Saturday, January 23, 2016

Roland Sodowsky- A Poem



Proteus

sailed in last night from parts west
Wichita, Boise, someplace out there 

and on a whim over the neighbor’s house

bodied from cumulonimbus to water
split into 6 billion raindrops     hit the roof
tore a hole     tossed a tarn in the attic
ran down    soaked the Persian rug    back on top
gathered to endless sheet flat as you please

gleefulled down the shingles     eaves trough
transmogrified to noisy snake    slithered
toward the downspout    right-angled in

between our houses reformed to pond
surged across the yard    percolated the dirt
drenched roots rocks    giggled at fleeing worms
seeped below and through our walls

chortled like Loki into the basement
under the dryer     outraged an heirloom trunk
ruined a mattress    floated litter box to sump   
pool-altered    resnaked (skinnier this time)

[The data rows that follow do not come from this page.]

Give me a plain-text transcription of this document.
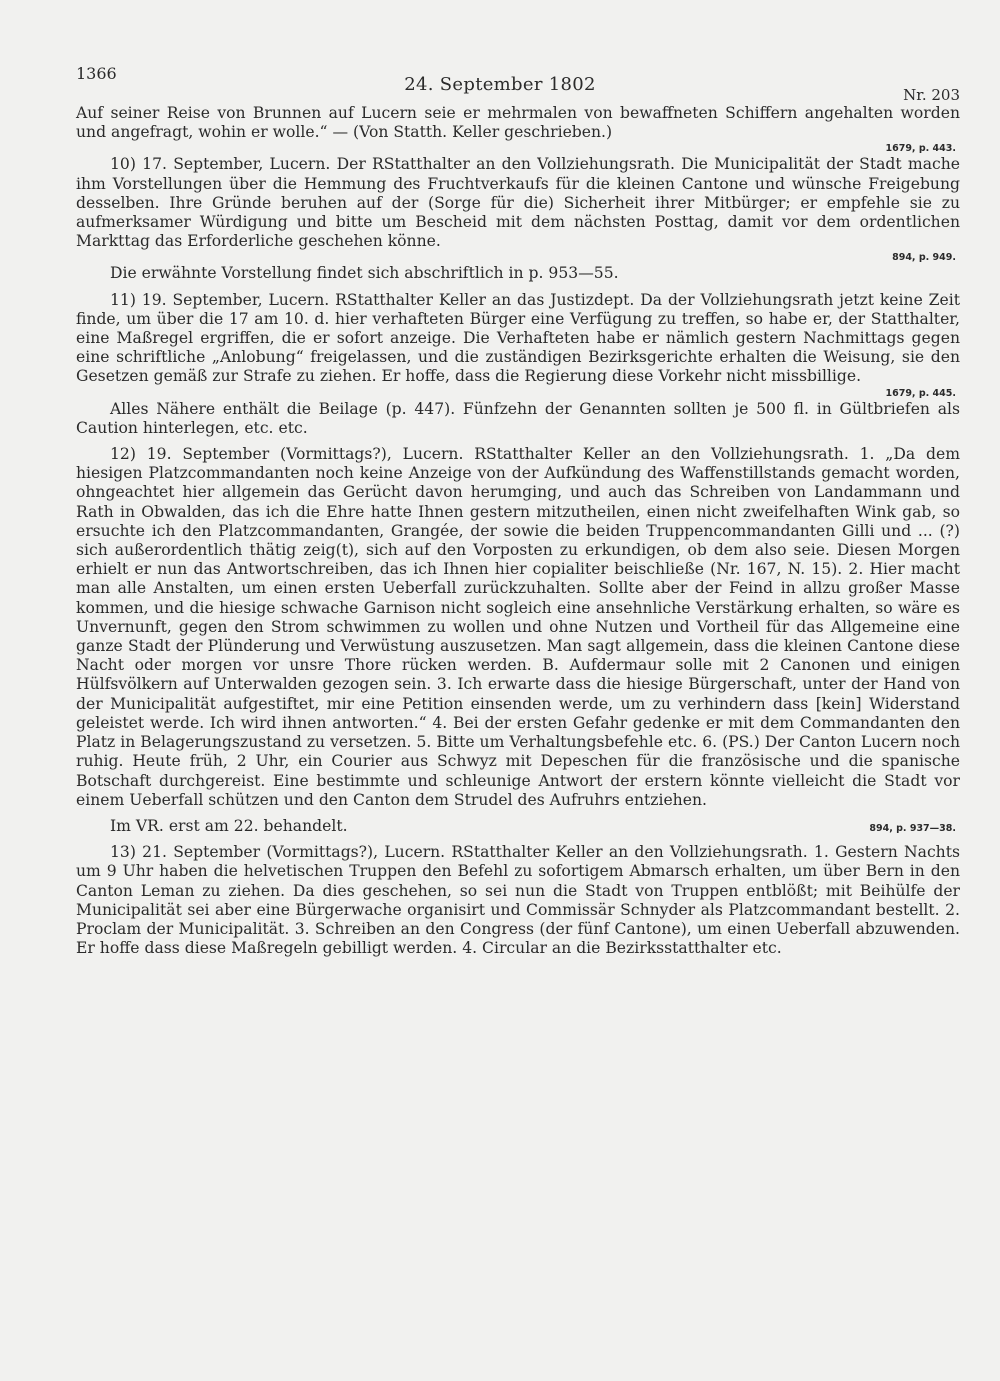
1366
24. September 1802	Nr. 203

Auf seiner Reise von Brunnen auf Lucern seie er mehrmalen von bewaffneten Schiffern angehalten worden und angefragt, wohin er wolle.“ — (Von Statth. Keller geschrieben.)

1679, p. 443.

10) 17. September, Lucern. Der RStatthalter an den Vollziehungsrath. Die Municipalität der Stadt mache ihm Vorstellungen über die Hemmung des Fruchtverkaufs für die kleinen Cantone und wünsche Freigebung desselben. Ihre Gründe beruhen auf der (Sorge für die) Sicherheit ihrer Mitbürger; er empfehle sie zu aufmerksamer Würdigung und bitte um Bescheid mit dem nächsten Posttag, damit vor dem ordentlichen Markttag das Erforderliche geschehen könne.

894, p. 949.

Die erwähnte Vorstellung findet sich abschriftlich in p. 953—55.

11) 19. September, Lucern. RStatthalter Keller an das Justizdept. Da der Vollziehungsrath jetzt keine Zeit finde, um über die 17 am 10. d. hier verhafteten Bürger eine Verfügung zu treffen, so habe er, der Statthalter, eine Maßregel ergriffen, die er sofort anzeige. Die Verhafteten habe er nämlich gestern Nachmittags gegen eine schriftliche „Anlobung“ freigelassen, und die zuständigen Bezirksgerichte erhalten die Weisung, sie den Gesetzen gemäß zur Strafe zu ziehen. Er hoffe, dass die Regierung diese Vorkehr nicht missbillige.

1679, p. 445.

Alles Nähere enthält die Beilage (p. 447). Fünfzehn der Genannten sollten je 500 fl. in Gültbriefen als Caution hinterlegen, etc. etc.

12) 19. September (Vormittags?), Lucern. RStatthalter Keller an den Vollziehungsrath. 1. „Da dem hiesigen Platzcommandanten noch keine Anzeige von der Aufkündung des Waffenstillstands gemacht worden, ohngeachtet hier allgemein das Gerücht davon herumging, und auch das Schreiben von Landammann und Rath in Obwalden, das ich die Ehre hatte Ihnen gestern mitzutheilen, einen nicht zweifelhaften Wink gab, so ersuchte ich den Platzcommandanten, Grangée, der sowie die beiden Truppencommandanten Gilli und ... (?) sich außerordentlich thätig zeig(t), sich auf den Vorposten zu erkundigen, ob dem also seie. Diesen Morgen erhielt er nun das Antwortschreiben, das ich Ihnen hier copialiter beischließe (Nr. 167, N. 15). 2. Hier macht man alle Anstalten, um einen ersten Ueberfall zurückzuhalten. Sollte aber der Feind in allzu großer Masse kommen, und die hiesige schwache Garnison nicht sogleich eine ansehnliche Verstärkung erhalten, so wäre es Unvernunft, gegen den Strom schwimmen zu wollen und ohne Nutzen und Vortheil für das Allgemeine eine ganze Stadt der Plünderung und Verwüstung auszusetzen. Man sagt allgemein, dass die kleinen Cantone diese Nacht oder morgen vor unsre Thore rücken werden. B. Aufdermaur solle mit 2 Canonen und einigen Hülfsvölkern auf Unterwalden gezogen sein. 3. Ich erwarte dass die hiesige Bürgerschaft, unter der Hand von der Municipalität aufgestiftet, mir eine Petition einsenden werde, um zu verhindern dass [kein] Widerstand geleistet werde. Ich wird ihnen antworten.“ 4. Bei der ersten Gefahr gedenke er mit dem Commandanten den Platz in Belagerungszustand zu versetzen. 5. Bitte um Verhaltungsbefehle etc. 6. (PS.) Der Canton Lucern noch ruhig. Heute früh, 2 Uhr, ein Courier aus Schwyz mit Depeschen für die französische und die spanische Botschaft durchgereist. Eine bestimmte und schleunige Antwort der erstern könnte vielleicht die Stadt vor einem Ueberfall schützen und den Canton dem Strudel des Aufruhrs entziehen.

Im VR. erst am 22. behandelt.	894, p. 937—38.

13) 21. September (Vormittags?), Lucern. RStatthalter Keller an den Vollziehungsrath. 1. Gestern Nachts um 9 Uhr haben die helvetischen Truppen den Befehl zu sofortigem Abmarsch erhalten, um über Bern in den Canton Leman zu ziehen. Da dies geschehen, so sei nun die Stadt von Truppen entblößt; mit Beihülfe der Municipalität sei aber eine Bürgerwache organisirt und Commissär Schnyder als Platzcommandant bestellt. 2. Proclam der Municipalität. 3. Schreiben an den Congress (der fünf Cantone), um einen Ueberfall abzuwenden. Er hoffe dass diese Maßregeln gebilligt werden. 4. Circular an die Bezirksstatthalter etc.
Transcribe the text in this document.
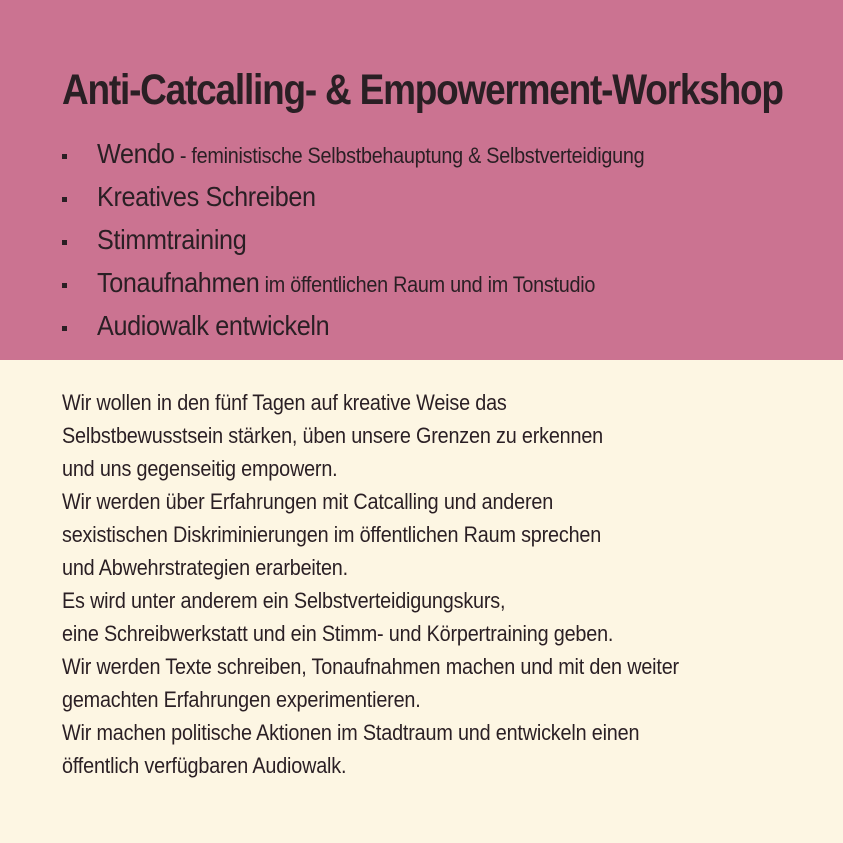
Anti-Catcalling- & Empowerment-Workshop
Wendo - feministische Selbstbehauptung & Selbstverteidigung
Kreatives Schreiben
Stimmtraining
Tonaufnahmen im öffentlichen Raum und im Tonstudio
Audiowalk entwickeln
Wir wollen in den fünf Tagen auf kreative Weise das
Selbstbewusstsein stärken, üben unsere Grenzen zu erkennen
und uns gegenseitig empowern.
Wir werden über Erfahrungen mit Catcalling und anderen
sexistischen Diskriminierungen im öffentlichen Raum sprechen
und Abwehrstrategien erarbeiten.
Es wird unter anderem ein Selbstverteidigungskurs,
eine Schreibwerkstatt und ein Stimm- und Körpertraining geben.
Wir werden Texte schreiben, Tonaufnahmen machen und mit den weiter
gemachten Erfahrungen experimentieren.
Wir machen politische Aktionen im Stadtraum und entwickeln einen
öffentlich verfügbaren Audiowalk.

writhed up through the pipe and outside    laked    
laughed with the frogs    berserked the gutter   
launched forty garbage cans    roiled into creek
   
swamp some cars he thought as he rivered
whack a bridge    next week what?    waterspout
avalanche    herd the damned seals    ice cubes



Roland Sodowsky grew up on a small ranch in western Oklahoma.  He has three degrees from Oklahoma State University and studied Old High German as a Fulbright Scholar in Germany.  He has taught linguistics, literature, and creative writing at OSU, the University of Calabar in Nigeria, the University of Texas, Sul Ross State University, and Missouri State University. He has published poetry, short stories, or novellas in Atlantic Monthly, American Literary Review, Glimmer Train, Midwest Quarterly,  and many other literary magazines.  His collection of short stories, Things We Lose (U. Missouri Pr), won the Associated Writing Programs' Award for Short Fiction.  He received the National Cowboy Hall of Fame Short Fiction Award for Interim in the Desert (TCU Pr), the Coordinating Council of Literary Magazines-General Electric Award for fiction, and has been a recipient of a National Endowment for the Arts award.  Now retired from Missouri State, he and his wife, the poet Laura Lee Washburn, live in Pittsburg, Kansas when he, his brother, and his son are not engaged in a continuing battle with the mesquites and cedars on their family homestead.